Tutti i valsusini d'Italia
In Valle di Susa si stanno preparando al viaggio. E discutono accanitamente. Molti, in valle, trovano che l'appello per la manifestazione del 14 ottobre contro la Legge Obiettivo (firmato anche da Carta, il testo è in www.carta.org) se la prenda solo con Berlusconi, senza dire poi una parola sulla ragione per cui una tale manifestazione è necessaria: semplicemente per il fatto che la Legge Obiettivo è ancora in vigore, è stata «sospesa» per la sola Valle di Susa e non si intravede all'orizzonte la volontà di spazzarla via (insieme alla legge 30, la Bossi-Fini, la Fini-Giovanardi sulle droghe ecc.). Difficile dar torto a chi solleva questa obiezione, anche se lo sport di dividersi tra chi vede il governo necessariamente «amico» e chi lo vede sempre «nemico», rischia di provocare una certa ipnosi: tutti a guardare fissamente ministri e sottosegretari.
Un'idea di sviluppo
Il senso della manifestazione del 14 ottobre è quello di segnalare che esistono vaste porzioni di società civile, di comunità locali, di reti sociali e associazioni ambientaliste che hanno elaborato, resistendo alle invasioni dello «sviluppo», una loro idea su questo decisivo argomento. Che è l'opposto della sciagurata legge con cui il ministro scavatore di tunnel, Lunardi, elencò le centinaia di grandi opere necessarie, secondo lui e il suo governo, alla «modernizzazione» del paese (ricordate Berlusconi da Vespa che impugna un pennarello davanti a una carta dell'Italia?). Tanto necessarie da abolire di fatto la Valutazione d'impatto ambientale nonché il fondamento della democrazia, la sovranità dei cittadini sul loro territorio, e di impegnare un oceano di denaro, facendo debiti che ricadranno sui nostri nipoti a tutto vantaggio delle grandi imprese di costruzioni, che grazie ai meccanismi criminogeni del general contractor possono far esplodere i costi e rischiare solo i soldi altrui: i nostri. (Se volete saperne di più, c'è un bellissimo libro, un bilancio della Legge Obiettivo curato da diverse università, «La cattiva strada»).
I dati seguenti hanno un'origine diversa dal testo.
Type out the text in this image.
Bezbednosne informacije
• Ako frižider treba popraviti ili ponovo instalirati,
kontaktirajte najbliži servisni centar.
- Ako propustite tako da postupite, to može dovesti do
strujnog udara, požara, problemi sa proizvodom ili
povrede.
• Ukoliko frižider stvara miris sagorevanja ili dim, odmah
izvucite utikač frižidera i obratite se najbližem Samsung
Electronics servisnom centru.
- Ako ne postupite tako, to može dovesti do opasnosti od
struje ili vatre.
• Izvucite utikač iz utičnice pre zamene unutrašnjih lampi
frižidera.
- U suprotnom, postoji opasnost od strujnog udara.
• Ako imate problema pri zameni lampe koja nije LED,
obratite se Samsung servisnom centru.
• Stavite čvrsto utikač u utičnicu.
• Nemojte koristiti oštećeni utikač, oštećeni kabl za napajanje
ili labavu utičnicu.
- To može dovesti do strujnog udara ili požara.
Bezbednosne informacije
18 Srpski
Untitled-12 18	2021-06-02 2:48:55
Bene, sembra una questione settoriale. E infatti i movimenti per la casa, o contro il lavoro precario, o per l'acqua, e così via, esitano a concludere che la cosa non riguarda solo le comunità che dicono no alle grandi opere.
Il mito della crescita infinita
La critica allo «sviluppo» è un esercizio in cui tutte le sinistre, drogate da decenni di economicismo, faticano a prendere la sufficienza. Invece è proprio questo il nodo del problema italiano. E' la domanda se questo paese debba consumare suolo, natura, socialità e buon vivere in modo scriteriato (non esistono piani nazionali o regionali dei trasporti o dell'energia, per fare due esempi), inseguendo il mito della crescita infinita di produzione, trasporto di merci e consumi, oppure se si debba imboccare un'altra strada (e non è qui il luogo per riassumerle, ma le proposte e le sperimentazioni sono molto abbondanti).
Il governo Prodi, con il ministro Bersani a fare da locomotiva (è il caso di dire), stanno scegliendo proprio questa strada, così che il territorio è invaso da progetti di nuove autostrade, di linee Tav, di inceneritori, di centrali a carbone o turbogas, e così via.
Un'orgia di «sviluppo» con cui il governo dice di voler «far ripartire l'Italia», e che invece fa ripartire solo i profitti delle grandi imprese di costruzioni (le piccole sono già in crisi), la produzione di gas serra e la pessima qualità della vita di fette di paese sempre più vaste.
Di questo si tratta, con la manifestazione del 14 ottobre. Verrà gente da tutto il paese, contiamo che i romani li accoglieranno numerosi.